Italian lawmakers again fail to elect a new president, with no deal in sight

A man seated at a table behind a microphone hands a piece of paper to a woman seated next to him
Italy’s Senate President Maria Elisabetta Alberti Casellati and Chamber of Deputies President Roberto Fico count presidential ballots Friday in Parliament in Rome.
(Gregorio Borgia / Pool Photo )

Insistence by Italy’s center-right bloc that one of their candidates is vaulted to the country’s presidency backfired Friday, as tensions and frustration mounted among the rival parties forming Prime Minister Mario Draghi’s pandemic unity government and a fifth day of voting yielded no winner.

In each of two rounds of voting on Friday, one political bloc or the other abstained in droves from casting ballots, making plain how far lawmakers were from agreeing who should be Italy’s next head of state.

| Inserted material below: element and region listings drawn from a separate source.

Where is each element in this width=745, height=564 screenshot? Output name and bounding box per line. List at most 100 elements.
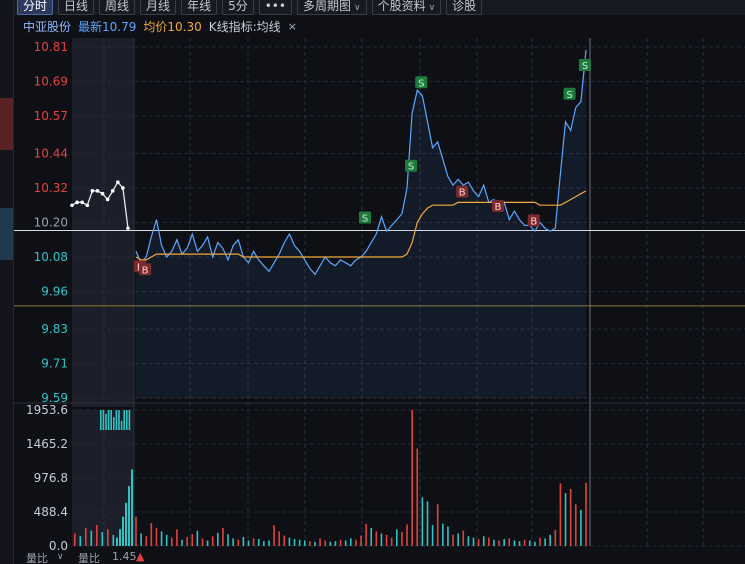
volume-bar: [263, 541, 265, 546]
auction-volume-bar: [118, 410, 120, 430]
volume-bar: [288, 537, 291, 546]
marker-label: S: [582, 61, 588, 72]
volume-bar: [528, 540, 531, 546]
volume-bar: [549, 534, 552, 546]
volume-bar: [564, 493, 567, 546]
price-tick-label: 10.08: [34, 250, 68, 264]
volume-bar: [406, 524, 408, 546]
volume-bar: [462, 530, 465, 546]
volume-bar: [534, 541, 536, 546]
marker-label: B: [530, 216, 537, 227]
volume-bar: [467, 536, 470, 546]
volume-bar: [268, 540, 270, 546]
price-tick-label: 10.57: [34, 109, 68, 123]
auction-price-point: [80, 200, 84, 205]
volume-bar: [232, 538, 234, 546]
volume-bar: [283, 535, 286, 546]
chevron-down-icon[interactable]: ∨: [57, 552, 64, 562]
volume-bar: [349, 538, 352, 546]
volume-tick-label: 488.4: [34, 505, 68, 519]
price-tick-label: 10.44: [34, 146, 68, 160]
volume-bar: [145, 536, 148, 546]
volume-bar: [503, 539, 505, 546]
volume-bar: [176, 529, 178, 546]
auction-volume-bar: [107, 410, 110, 430]
volume-bar: [523, 539, 526, 546]
marker-label: S: [418, 78, 424, 89]
volume-tick-label: 1953.6: [26, 403, 68, 417]
price-tick-label: 10.81: [34, 40, 68, 54]
volume-bar: [329, 541, 332, 546]
intraday-chart[interactable]: 10.81 10.69 10.57 10.44 10.32 10.20 10.08 9.96 9…: [0, 0, 745, 552]
price-tick-label: 10.32: [34, 181, 68, 195]
volume-bar: [508, 538, 511, 546]
volume-bar: [436, 504, 439, 546]
auction-price-point: [116, 180, 120, 185]
volume-bar: [309, 541, 311, 546]
price-tick-label: 9.96: [41, 285, 68, 299]
auction-volume-bar: [105, 413, 107, 430]
volume-tick-label: 0.0: [49, 539, 68, 552]
volume-bar: [375, 531, 378, 546]
volume-bar: [457, 533, 459, 546]
auction-volume-bar: [113, 417, 115, 430]
volume-bar: [257, 539, 260, 546]
volume-bar: [416, 448, 419, 546]
volume-bar: [539, 537, 541, 546]
marker-label: S: [362, 214, 368, 225]
volume-bar: [482, 536, 485, 546]
volume-bar: [344, 540, 347, 546]
volume-bar: [112, 534, 115, 546]
volume-bar: [585, 482, 587, 546]
volume-bar: [252, 538, 255, 546]
volume-bar: [90, 530, 93, 546]
volume-bar: [273, 525, 275, 546]
auction-price-point: [70, 203, 74, 208]
auction-price-point: [100, 191, 105, 196]
auction-volume-bar: [128, 486, 130, 546]
auction-price-point: [95, 189, 100, 193]
volume-bar: [237, 539, 240, 546]
volume-bar: [303, 540, 306, 546]
volume-bar: [293, 539, 296, 546]
marker-label: S: [408, 162, 414, 173]
price-tick-label: 10.69: [34, 75, 68, 89]
price-tick-label: 9.83: [41, 322, 68, 336]
volume-bar: [135, 516, 137, 546]
volume-bar: [380, 533, 383, 546]
marker-label: S: [566, 90, 572, 101]
volume-bar: [559, 483, 562, 546]
auction-price-point: [121, 186, 125, 190]
volume-bar: [452, 534, 454, 546]
marker-label: B: [495, 202, 502, 213]
volume-bar: [96, 525, 98, 546]
auction-volume-bar: [119, 529, 121, 546]
volume-bar: [107, 529, 109, 546]
volume-bar: [222, 527, 224, 546]
volume-bar: [160, 531, 163, 546]
volume-bar: [140, 533, 142, 546]
auction-volume-bar: [115, 410, 118, 430]
volume-bar: [431, 525, 434, 546]
volume-bar: [580, 509, 582, 546]
volume-bar: [442, 523, 444, 546]
volume-bar: [324, 540, 327, 546]
volume-bar: [191, 534, 194, 546]
price-tick-label: 10.20: [34, 216, 68, 230]
auction-price-point: [85, 203, 90, 208]
footer-volume-ratio-2: 量比: [78, 552, 100, 564]
auction-volume-bar: [128, 410, 131, 430]
footer-volume-ratio-1[interactable]: 量比: [26, 552, 48, 564]
volume-bar: [314, 541, 316, 546]
volume-bar: [365, 523, 367, 546]
volume-bar: [395, 529, 398, 546]
volume-bar: [211, 536, 214, 546]
volume-bar: [334, 541, 337, 546]
auction-volume-bar: [123, 410, 125, 430]
volume-bar: [79, 536, 82, 546]
volume-bar: [447, 526, 449, 546]
volume-bar: [201, 538, 204, 546]
volume-tick-label: 1465.2: [26, 437, 68, 451]
volume-bar: [426, 501, 429, 546]
volume-bar: [85, 527, 87, 546]
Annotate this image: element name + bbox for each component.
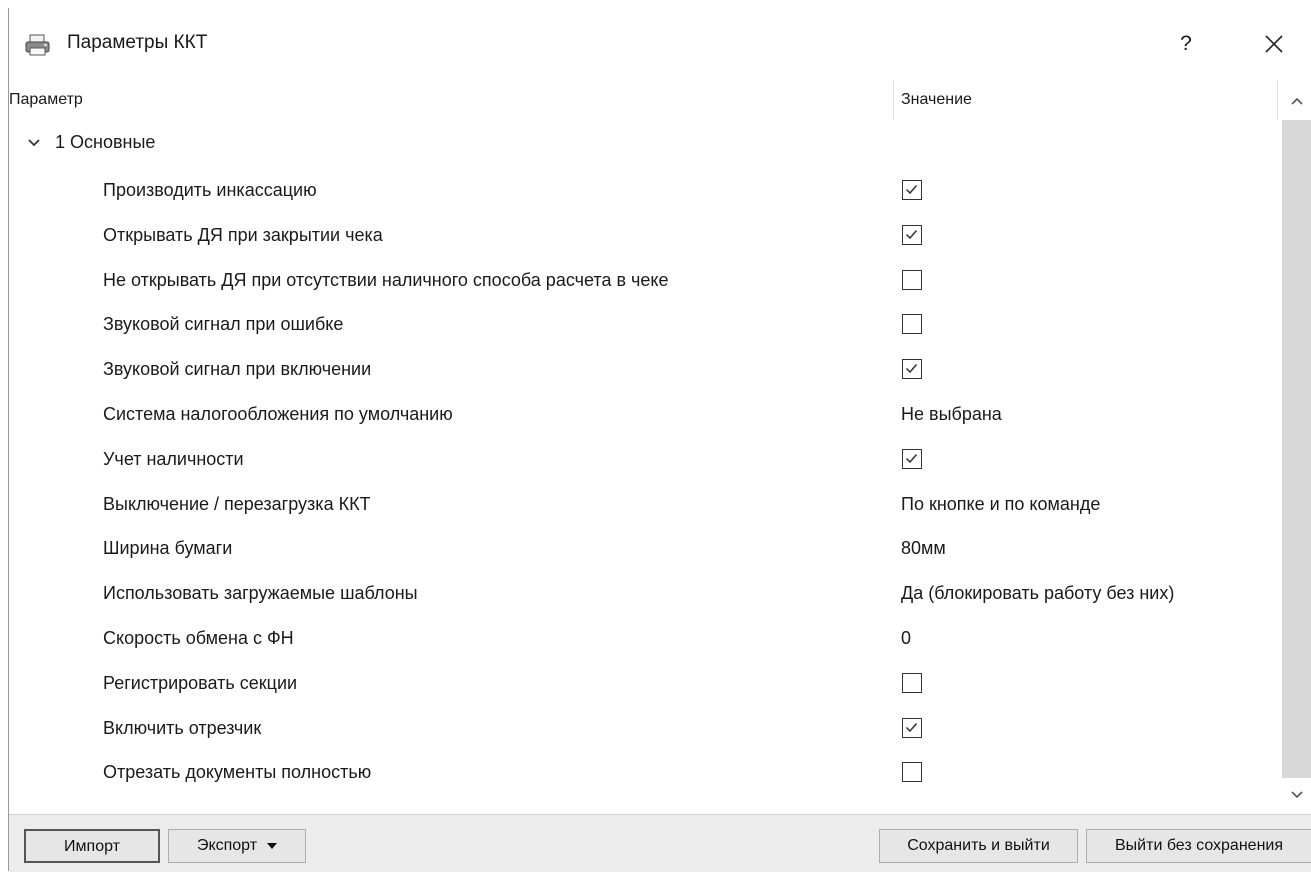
parameter-checkbox[interactable] [902,180,922,200]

At the start of the fifth day of voting, right-wing League party leader Matteo Salvini declared that the center-right bloc would vote for the Senate president, Maria Elisabetta Alberti Casellati. Her political career’s springboard has been the conservative Forza Italia party of former Prime Minister Silvio Berlusconi, who bowed out as a candidate before voting began this week.


But her candidacy garnered only 382 votes among Parliament’s Senate, Chamber of Deputies and special regional electors, far short of the majority of 505 needed for victory.

A sixth round of balloting, held Friday evening, also yielded no winner, with leaders from the center-right bloc indicating their electors were sitting out that round while behind-the-scenes negotiations continued.

Outgoing President Sergio Mattarella, 80, has repeatedly said he doesn’t want a second term despite appeals from some party leaders in recent weeks. He recently rented an apartment in Rome, preparing for his move out of the presidential Quirinal Palace when his term ends Feb. 3.

But with political consensus so far failing to materialize, lobbying could swell to persuade him to change his mind. In Friday’s evening round, Mattarella gained the most votes — 336 — indicating that for the time being, at least, no other name was ripe to attract significant traction.

Balloting continues Saturday morning.

Neither of the two major blocs in Parliament — the center-right and center-left — has the necessary majority. Secret voting means the risk for defections is high.

Under the Constitution, the head of state is a largely ceremonial figure who represents national unity. The president, however, helps to authoritatively mediate Italy’s frequent political squabbling in its coalition governments and can dissolve Parliament if it becomes hopelessly stalemated.


Traditionally, parties across the spectrum come together to elect a head of state who is supposed to be above the partisan fray during the seven-year tenure. Three former prime ministers, Democratic Party chief Enrico Letta, centrist leader Matteo Renzi and populist 5-Star Movement Giuseppe Conte, have been working behind the scenes to try to forge consensus and have reached out to the center-right to come up with a candidate suitable to all.

Consensus must be developed around “a shared candidate, impartial,” Conte told reporters.

Draghi has left the door open for himself to be chosen as president.

But Salvini and Berlusconi have insisted that he stay in the prime minister’s office to help guarantee the smooth delivery and implementation of some $225 billion in pandemic recovery funds. That has compounded anxiety that any move by Draghi on the presidency could fuel political instability and trigger elections a year ahead of time. The prospect spooks some political leaders whose parties haven’t fared well in recent local or regional elections.

Analysts in Italy and abroad have said the squabbling among the blocs will hurt whatever political stability the country benefited from by having Draghi at the helm over the last year. The former European Central Bank chief is credited with saving the euro single-currency and is widely respected in the European Union.

“Regardless of its outcome, the divisive presidential election will significantly affect Draghi’s government, as the coalition parties now are extremely divided and reconciling these differences will be hard,” London-based analyst Wolfango Piccoli at Teneo, a consulting and advisory firm, said in an emailed commentary.